Members told to stop working for shows that don't have contracts

The Writers Guild of America West has told its members that they must stop working on shows for Central Prods., the production arm of Comedy Central, if there is no WGA contract in place on a particular show.

The guild, which is in the midst of negotiations with Comedy Central, disclosed the admonition to members in an email sent Monday from president Chris Keyser, VP Howard Rodman, secretary-treasurer Carl Gottlieb and exec director David Young.

Comedy Central spokesman Steve Albani said, “We’re continuing to move forward on our negotiations with the Writers Guild and are hopeful that we’ll come to an agreement soon.”

It’s not immediately clear which shows are affected by the WGA West’s order. Comedy Central stalwarts “The Daily Show With Jon Stewart” and “The Colbert Report” are covered by contracts with the WGA East.

“If you are currently writing on a Central Productions project, please contact us immediately,” the guild’s email said. “Central Productions is not signatory to the MBA, and if there is no guild contract in place specifically for the project you are working on, you are now required under Working Rule 8 to stop writing.”

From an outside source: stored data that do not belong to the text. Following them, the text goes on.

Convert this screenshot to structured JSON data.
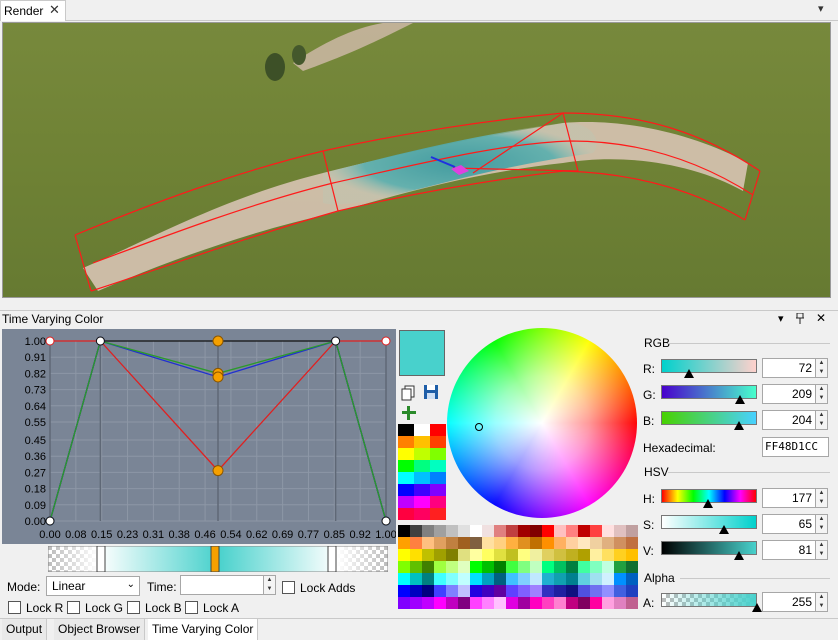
{
  "render_panel": {
    "tab_label": "Render",
    "close_glyph": "✕",
    "menu_glyph": "▾"
  },
  "tool_panel": {
    "title": "Time Varying Color",
    "header_buttons": {
      "menu": "▾",
      "pin": "📌",
      "close": "✕"
    }
  },
  "graph": {
    "y_ticks": [
      "1.00",
      "0.91",
      "0.82",
      "0.73",
      "0.64",
      "0.55",
      "0.45",
      "0.36",
      "0.27",
      "0.18",
      "0.09",
      "0.00"
    ],
    "x_ticks": [
      "0.00",
      "0.08",
      "0.15",
      "0.23",
      "0.31",
      "0.38",
      "0.46",
      "0.54",
      "0.62",
      "0.69",
      "0.77",
      "0.85",
      "0.92",
      "1.00"
    ],
    "keys": [
      {
        "t": 0.0,
        "r": 1.0,
        "g": 0.0,
        "b": 0.0,
        "a": 0.0
      },
      {
        "t": 0.15,
        "r": 1.0,
        "g": 1.0,
        "b": 1.0,
        "a": 1.0
      },
      {
        "t": 0.5,
        "r": 0.28,
        "g": 0.82,
        "b": 0.8,
        "a": 1.0
      },
      {
        "t": 0.85,
        "r": 1.0,
        "g": 1.0,
        "b": 1.0,
        "a": 1.0
      },
      {
        "t": 1.0,
        "r": 1.0,
        "g": 0.0,
        "b": 0.0,
        "a": 0.0
      }
    ],
    "colors": {
      "red": "#e02020",
      "green": "#2b9a2b",
      "blue": "#2030d0",
      "alpha": "#111111",
      "selected": "#f5a000"
    }
  },
  "controls": {
    "mode_label": "Mode:",
    "mode_value": "Linear",
    "time_label": "Time:",
    "time_value": "",
    "lock_adds": "Lock Adds",
    "lock_r": "Lock R",
    "lock_g": "Lock G",
    "lock_b": "Lock B",
    "lock_a": "Lock A"
  },
  "color": {
    "current": "#48d1cc",
    "rgb_title": "RGB",
    "r_label": "R:",
    "r_value": "72",
    "g_label": "G:",
    "g_value": "209",
    "b_label": "B:",
    "b_value": "204",
    "hex_label": "Hexadecimal:",
    "hex_value": "FF48D1CC",
    "hsv_title": "HSV",
    "h_label": "H:",
    "h_value": "177",
    "s_label": "S:",
    "s_value": "65",
    "v_label": "V:",
    "v_value": "81",
    "alpha_title": "Alpha",
    "a_label": "A:",
    "a_value": "255"
  },
  "bottom_tabs": [
    "Output",
    "Object Browser",
    "Time Varying Color"
  ],
  "icons": {
    "copy": "copy-icon",
    "save": "save-icon",
    "add": "plus-icon"
  }
}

The missive accused Central Prods. of hiring writers without a WGA contract in place — while telling the writers falsely that they were covered for 15 shows last year and more than two dozen projects this year.

“No other major entertainment company has treated writers and their guild so cavalierly,” the letter said.

The letter recapped the history of WGA’s ongoing battles with the network. It noted that the WGA began covering five Comedy Central shows in 2007 via individual “letters of adherence” rather than by an overall minimum basic agreement, followed by 37 agreements from 2008 to 2011 — resulting in WGA coverage of all non-animated shows on Comedy Central. Subsequently, the guild said, writers were hired on more than three dozen shows under the false pretense of coverage by the WGA.

“To protect writers from these practices, this summer the guild entered into negotiations with Central Productions to reach an overall deal that would eliminate the need for project-by-project Letters of Adherence,” the WGA letter said. “These negotiations are ongoing. We intend to take this opportunity to negotiate the best possible contract terms, including industry-standard residuals formulas. We also intend to protect against the company’s practices of hiring writers before a deal is in place and of attempting to negotiate MBA terms directly with individual writers rather than with the guild.”

As a result, the WGA West said, until an agreement with Central Prods. is concluded, WGA West members may not work on uncovered Central Prods. projects.

“It is never easy to ask a fellow member to stop working,” the letter said. “We understand all too well that such a call comes with the real possibility of personal sacrifice. We do not do it lightly. But the principle that we work, all of us, under a contract with certain basic protections that may not be undercut and that may not be renegotiated, member-by-member and case-by-case, is the cornerstone of our strength. As Central Productions’ behavior has proven once again, guild coverage cannot be a sometimes thing. And so, while we might rightly say to Central Productions shame on you, what we say instead is: no more. Without a contract there will be no work. And we must say that together — all of us, no exceptions — as a guild.”